Я вылетаю за соседскую калитку и смотрю вдоль улицы. Рина отошла совсем недалеко. Она теперь дёргает воротину зелёной заброшки через один участок и, кажется, примеривается, не махнуть ли через забор. В платье и босоножках. В люпины по пояс. К гадюкам. Да нет, бред же! Не совсем же она того, да? Я уже собираюсь её догнать, рассказать хотя бы про змей — она явно не местная, вдруг её не предупредили, — но тут за спиной слышится голос тёть Оли.

— Та-а-ак! Куда! — кричит тёть Оля толстым учительским голосом. — Ксюха, а ну стоять!

Это она так шутит, она вообще-то в началке преподаёт. Жаль, что не в моей школе. Нам бы такую училку, вот было бы весело.
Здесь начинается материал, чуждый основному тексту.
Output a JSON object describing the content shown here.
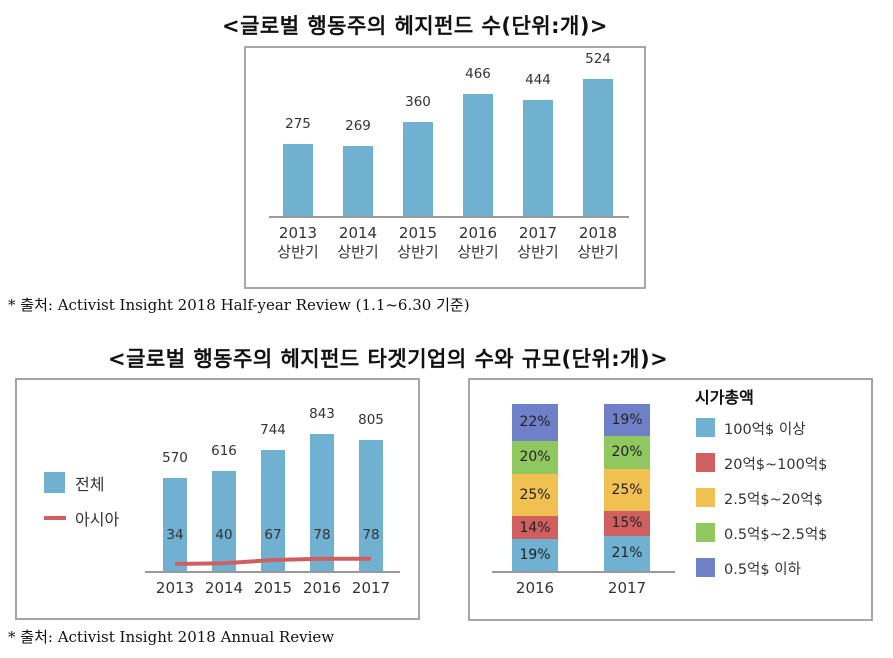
{
  "top": {
    "title": "<글로벌 행동주의 헤지펀드 수(단위:개)>",
    "source": "* 출처: Activist Insight 2018 Half-year Review (1.1~6.30 기준)"
  },
  "bottom": {
    "title": "<글로벌 행동주의 헤지펀드 타겟기업의 수와 규모(단위:개)>",
    "source": "* 출처: Activist Insight 2018 Annual Review"
  },
  "chart_data": [
    {
      "type": "bar",
      "title": "글로벌 행동주의 헤지펀드 수(단위:개)",
      "categories": [
        "2013 상반기",
        "2014 상반기",
        "2015 상반기",
        "2016 상반기",
        "2017 상반기",
        "2018 상반기"
      ],
      "category_years": [
        "2013",
        "2014",
        "2015",
        "2016",
        "2017",
        "2018"
      ],
      "category_sub": [
        "상반기",
        "상반기",
        "상반기",
        "상반기",
        "상반기",
        "상반기"
      ],
      "values": [
        275,
        269,
        360,
        466,
        444,
        524
      ],
      "labels": [
        "275",
        "269",
        "360",
        "466",
        "444",
        "524"
      ],
      "color": "#70b0d0",
      "xlabel": "",
      "ylabel": "",
      "ylim": [
        0,
        560
      ],
      "grid": false,
      "legend": "none"
    },
    {
      "type": "bar+line",
      "title": "글로벌 행동주의 헤지펀드 타겟기업의 수(단위:개)",
      "categories": [
        "2013",
        "2014",
        "2015",
        "2016",
        "2017"
      ],
      "series": [
        {
          "name": "전체",
          "type": "bar",
          "color": "#70b0d0",
          "values": [
            570,
            616,
            744,
            843,
            805
          ],
          "labels": [
            "570",
            "616",
            "744",
            "843",
            "805"
          ]
        },
        {
          "name": "아시아",
          "type": "line",
          "color": "#d06060",
          "values": [
            34,
            40,
            67,
            78,
            78
          ],
          "labels": [
            "34",
            "40",
            "67",
            "78",
            "78"
          ]
        }
      ],
      "legend_position": "left",
      "ylim": [
        0,
        900
      ],
      "grid": false
    },
    {
      "type": "stacked_bar_100",
      "title": "시가총액",
      "categories": [
        "2016",
        "2017"
      ],
      "series": [
        {
          "name": "100억$ 이상",
          "color": "#70b0d0",
          "values": [
            19,
            21
          ]
        },
        {
          "name": "20억$~100억$",
          "color": "#d06060",
          "values": [
            14,
            15
          ]
        },
        {
          "name": "2.5억$~20억$",
          "color": "#f0c050",
          "values": [
            25,
            25
          ]
        },
        {
          "name": "0.5억$~2.5억$",
          "color": "#90c860",
          "values": [
            20,
            20
          ]
        },
        {
          "name": "0.5억$ 이하",
          "color": "#7080c8",
          "values": [
            22,
            19
          ]
        }
      ],
      "unit": "%",
      "legend_title": "시가총액",
      "legend_position": "right"
    }
  ]
}
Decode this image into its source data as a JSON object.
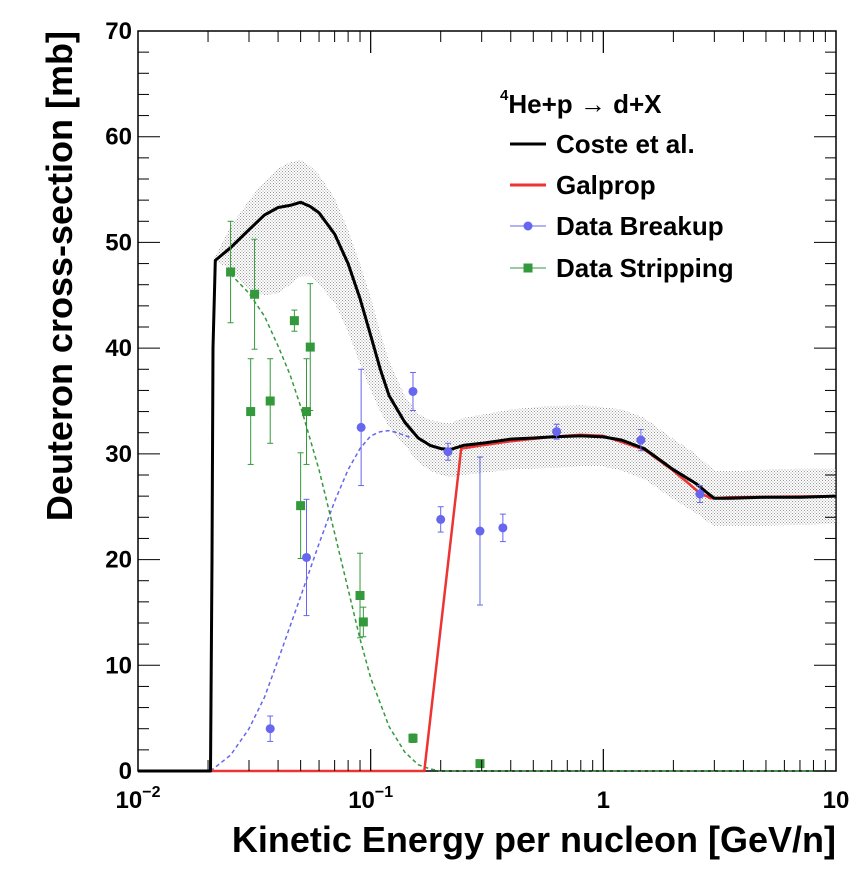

— Пирожки с картошкой я кому жарила, а? — Тёть Оля стоит руки в боки. В смысле одна рука упирается в бок, а в другой дымится тарелка с пирожками.



Делать нечего, приходится вернуться. Ну да ничего. Улица длинная, идёт Рина медленно, а я ведь без обеда. А пирожки у тёть Оли что надо. Особенно с картошкой. Потому я возвращаюсь и хватаю горячий пирожок.

— Руки! — рявкает тёть Оля. — Мыла?

— Ага! — Я предъявляю свободную руку, ещё влажную после «мице шиндлера».

— Принято, — кивает тёть Оля. — Так. Вот эти все три чтобы съела немедленно, я проверю!

И она бежит в дом, где на кухне шипит и стреляет масло. То есть «вот эти все три» явно не последние. И в моих интересах быстренько съесть их и спасаться бегством, иначе ими дело не ограничится, а к концу лета у меня щёки будут лежать на плечах. И поэтому я торопливо кусаю и глотаю, не пережёвывая, обжигая губы и язык и облизывая масляные пальцы.

Уф, всё. Тарелку (а заодно и руки) я быстренько мою тут же под краном — у предусмотрительной тёть Оли есть кран и раковина прямо на веранде, где летний стол.

— Спасибо, тёть Оль! Оч вкусно! — кричу я в дом, не заходя, и опять выскакиваю за калитку.

На улице пусто, никакой Рины. Только в самом начале, почти у Окружной, маячит какой-то парень. Вроде бы Женька-колдун, издалека не очень понятно. Сердце спотыкается, и по плечам ползут мурашки (а ещё даже не факт, что это Женька). Я чувствую себя последней дурой и ужасно злюсь. Подумаешь, Колдун… Мурашки-то чего, а?

Стараясь не думать про Женьку, я всматриваюсь в улицу. Третья линия, если не считать Колдуна (или не Колдуна), абсолютно пуста. Странно. Куда Рина делась? Может, действительно перелезла?

Я иду к заброшке, отдуваясь. В боку от быстрой ходьбы начинает колоть. Всё-таки правду дед говорит, нельзя носиться после плотной еды. А тёть-Олины пирожки — это плотная еда, я прямо чувствую, как они улеглись у меня внутри, плотно-плотно. Уф, как же всё-таки жарко.

У заброшки выкошено только перед забором, а за старыми облезлыми штакетинами стоит трава выше колена — и люпины, люпины, люпины до самого домика, фиолетовые и розовые. Нет, никакой девчонки тут нету. И трава не примята, значит не перелезала… Куда же она могла деться?

Напротив, на другой стороне улицы, глухой железный забор, за забором ни звука, калитка на замке. Амбарный такой замочек, увесистый. Там, за железным забором, всё примерно в таком стиле, мы как-то с дедом заходили за инструментом. Амбарные замки и вечная стройка.